To start the process of making the dough

  1. To make the buns, sieve the flour, mixed spice, cinnamon and salt over a large mixing bowl.  Peel the lemon with a zest peeler and leave to one side.  Add the butter to the flour, rubbing it into the mix with the tips of your fingers.  Create a well shape in the middle of the mixture. Next, add the sugar, yeast and the lemon zest.
  2. Beat the egg together with the tepid milk and add that to the well.  Mix everything together to create a soft and pliable dough.  Gently combine the dried fruit into the mixture.

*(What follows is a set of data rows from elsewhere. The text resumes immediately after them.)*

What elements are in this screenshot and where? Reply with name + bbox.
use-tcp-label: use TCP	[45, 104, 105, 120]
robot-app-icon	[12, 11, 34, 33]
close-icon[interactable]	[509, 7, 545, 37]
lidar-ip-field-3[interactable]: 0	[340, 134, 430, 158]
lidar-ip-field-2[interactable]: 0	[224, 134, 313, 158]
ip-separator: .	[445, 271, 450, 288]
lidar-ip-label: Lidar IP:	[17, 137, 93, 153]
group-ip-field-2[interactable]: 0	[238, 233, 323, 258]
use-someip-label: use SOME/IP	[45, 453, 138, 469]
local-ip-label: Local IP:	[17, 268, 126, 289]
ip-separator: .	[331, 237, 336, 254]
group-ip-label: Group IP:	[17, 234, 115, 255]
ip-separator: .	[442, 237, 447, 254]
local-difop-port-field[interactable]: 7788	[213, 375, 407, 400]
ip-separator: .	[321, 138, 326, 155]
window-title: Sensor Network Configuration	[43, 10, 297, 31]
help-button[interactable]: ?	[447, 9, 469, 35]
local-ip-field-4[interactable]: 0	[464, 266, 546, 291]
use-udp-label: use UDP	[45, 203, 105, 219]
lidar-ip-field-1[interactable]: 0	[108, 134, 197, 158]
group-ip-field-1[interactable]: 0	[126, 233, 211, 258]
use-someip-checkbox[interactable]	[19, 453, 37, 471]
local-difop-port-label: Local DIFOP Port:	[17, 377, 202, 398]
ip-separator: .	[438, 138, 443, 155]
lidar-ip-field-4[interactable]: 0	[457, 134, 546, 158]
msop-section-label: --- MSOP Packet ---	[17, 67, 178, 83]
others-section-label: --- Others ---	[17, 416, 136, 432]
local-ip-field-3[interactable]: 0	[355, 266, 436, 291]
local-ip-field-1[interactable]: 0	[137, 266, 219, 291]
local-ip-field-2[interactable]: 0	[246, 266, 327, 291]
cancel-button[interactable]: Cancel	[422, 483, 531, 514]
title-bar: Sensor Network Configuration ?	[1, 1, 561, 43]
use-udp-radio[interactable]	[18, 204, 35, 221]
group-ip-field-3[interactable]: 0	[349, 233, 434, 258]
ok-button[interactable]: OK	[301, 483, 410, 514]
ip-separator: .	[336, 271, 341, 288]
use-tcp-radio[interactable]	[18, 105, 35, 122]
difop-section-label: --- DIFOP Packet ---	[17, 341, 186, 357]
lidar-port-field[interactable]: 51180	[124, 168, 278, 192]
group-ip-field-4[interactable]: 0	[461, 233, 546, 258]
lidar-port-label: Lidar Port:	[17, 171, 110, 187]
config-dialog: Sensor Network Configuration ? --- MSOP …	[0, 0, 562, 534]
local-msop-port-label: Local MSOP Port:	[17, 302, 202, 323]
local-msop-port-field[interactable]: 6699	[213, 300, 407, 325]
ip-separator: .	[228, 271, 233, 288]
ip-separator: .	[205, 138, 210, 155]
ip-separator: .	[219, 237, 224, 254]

  3. Lightly dust a work surface with flour and knead the dough onto it gently and lightly for about 4-6 minutes, or until the dough becomes elastic and smooth.  Shape it into a ball.
  4. Warm a plastic or ceramic mixing bowl in the microwave for a few seconds, grease it with butter, place the dough ball inside, cover it lightly with a clean tea towel, and leave it in the airing cupboard or somewhere warm to rise for one hour.
  5. On your floured work surface, knead the dough again, but roughly this time, for a few minutes – to knock-out some of the air and return it to the shape it was before you left it to rise.  Shape it back into a ball, pop it back into the bowl, cover it again and leave it for another half an hour to re-rise.